Strona:E Porter Pollyanna dorasta.djvu/276

Ta strona została skorygowana.

Sądziłem, że wszyscy o tym wiedzą. Słuchaj, a kogo ty miałeś na myśli, jeżeli nie Sadie?
Jimmy zawahał się, poczym trochę nieśmiało wyszeptał:
— Miałem na myśli Pollyannę.
Jamie uśmiechnął się i wydął wargi.
— Pollyanna to wspaniała dziewczyna, bardzo ją lubię, ale uczucie moje jest wybitnie braterskie. Zresztą, mam wrażenie, że zajęta jest całkiem kimś innym. Co ty na to?
Młody Pendleton zarumienił się, jak mały uczniak.
— Sądzisz? — zawołał, usiłując nadać swemu głosowi brzmienie zupełnie naturalne.
— Oczywiście. Zajęta jest Johnem Pendletonem.
— Johnem Pendletonem? — Jimmy zachwiał się.
— Kto mówi o Johnie Pendletonie? — zapytał nagle jakiś głos i ujrzeli przed sobą uśmiechniętą panią Carew.
Jimmy, przed którym świat w ciągu pięciu minut zapadł się w gruzy, zmusił się teraz do grzecznego powitalnego ukłonu. Lecz Jamie, nie orientując się w sytuacji, miał minę zupełnie swobodną.

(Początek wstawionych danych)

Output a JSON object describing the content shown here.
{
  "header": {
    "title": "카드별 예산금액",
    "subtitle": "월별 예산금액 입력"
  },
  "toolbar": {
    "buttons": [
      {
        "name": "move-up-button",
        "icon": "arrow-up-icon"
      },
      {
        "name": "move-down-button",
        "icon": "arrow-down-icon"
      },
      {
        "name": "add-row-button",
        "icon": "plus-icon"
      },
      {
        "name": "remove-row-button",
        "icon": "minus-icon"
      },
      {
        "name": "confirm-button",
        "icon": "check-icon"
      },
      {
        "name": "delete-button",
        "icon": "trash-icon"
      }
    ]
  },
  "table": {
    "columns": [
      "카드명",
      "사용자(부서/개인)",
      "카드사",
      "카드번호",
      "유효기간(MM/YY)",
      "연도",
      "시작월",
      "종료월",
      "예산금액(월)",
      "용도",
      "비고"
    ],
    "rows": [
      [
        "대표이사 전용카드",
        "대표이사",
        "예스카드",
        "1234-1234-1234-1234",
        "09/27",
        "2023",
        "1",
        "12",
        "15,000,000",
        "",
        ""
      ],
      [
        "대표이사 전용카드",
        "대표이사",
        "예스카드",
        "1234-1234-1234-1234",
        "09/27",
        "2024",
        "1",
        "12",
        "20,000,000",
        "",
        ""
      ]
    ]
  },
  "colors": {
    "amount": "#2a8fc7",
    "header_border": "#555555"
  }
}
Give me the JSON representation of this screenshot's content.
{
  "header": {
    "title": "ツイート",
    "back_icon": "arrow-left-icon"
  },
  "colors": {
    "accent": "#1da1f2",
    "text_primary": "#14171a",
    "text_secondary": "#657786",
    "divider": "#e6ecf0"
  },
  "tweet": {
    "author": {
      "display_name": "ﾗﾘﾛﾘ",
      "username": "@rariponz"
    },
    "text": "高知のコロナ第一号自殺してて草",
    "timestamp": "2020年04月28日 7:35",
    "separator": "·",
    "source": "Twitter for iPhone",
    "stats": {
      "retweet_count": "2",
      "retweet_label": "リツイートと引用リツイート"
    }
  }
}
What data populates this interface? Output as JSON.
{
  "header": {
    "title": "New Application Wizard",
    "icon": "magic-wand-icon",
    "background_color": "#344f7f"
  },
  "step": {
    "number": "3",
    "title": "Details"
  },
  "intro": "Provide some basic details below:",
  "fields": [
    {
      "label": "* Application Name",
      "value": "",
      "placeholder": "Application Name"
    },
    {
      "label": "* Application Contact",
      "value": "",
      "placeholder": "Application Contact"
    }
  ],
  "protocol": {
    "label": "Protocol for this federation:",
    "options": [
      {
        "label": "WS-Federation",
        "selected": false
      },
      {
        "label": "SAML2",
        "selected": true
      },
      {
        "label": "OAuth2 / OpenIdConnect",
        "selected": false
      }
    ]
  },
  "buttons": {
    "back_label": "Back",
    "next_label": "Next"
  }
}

— Nic, tylko właśnie mówiłem, że zdaje mi się, iż John Pendleton mógłby nam coś bliższego powiedzieć o tym, w kim jest zakochana Pollyanna.
— Pollyanna! John Pendleton! — pani Carew ociężale usiadła na krześle. Gdyby ci dwaj młodzieńcy nie byli w tej chwili tak bardzo zaabsorbowani własnymi sprawami, dostrzegliby z pewnością nagłą bladość na twarzy pani Carew i dziwny wyraz przerażenia w jej oczach.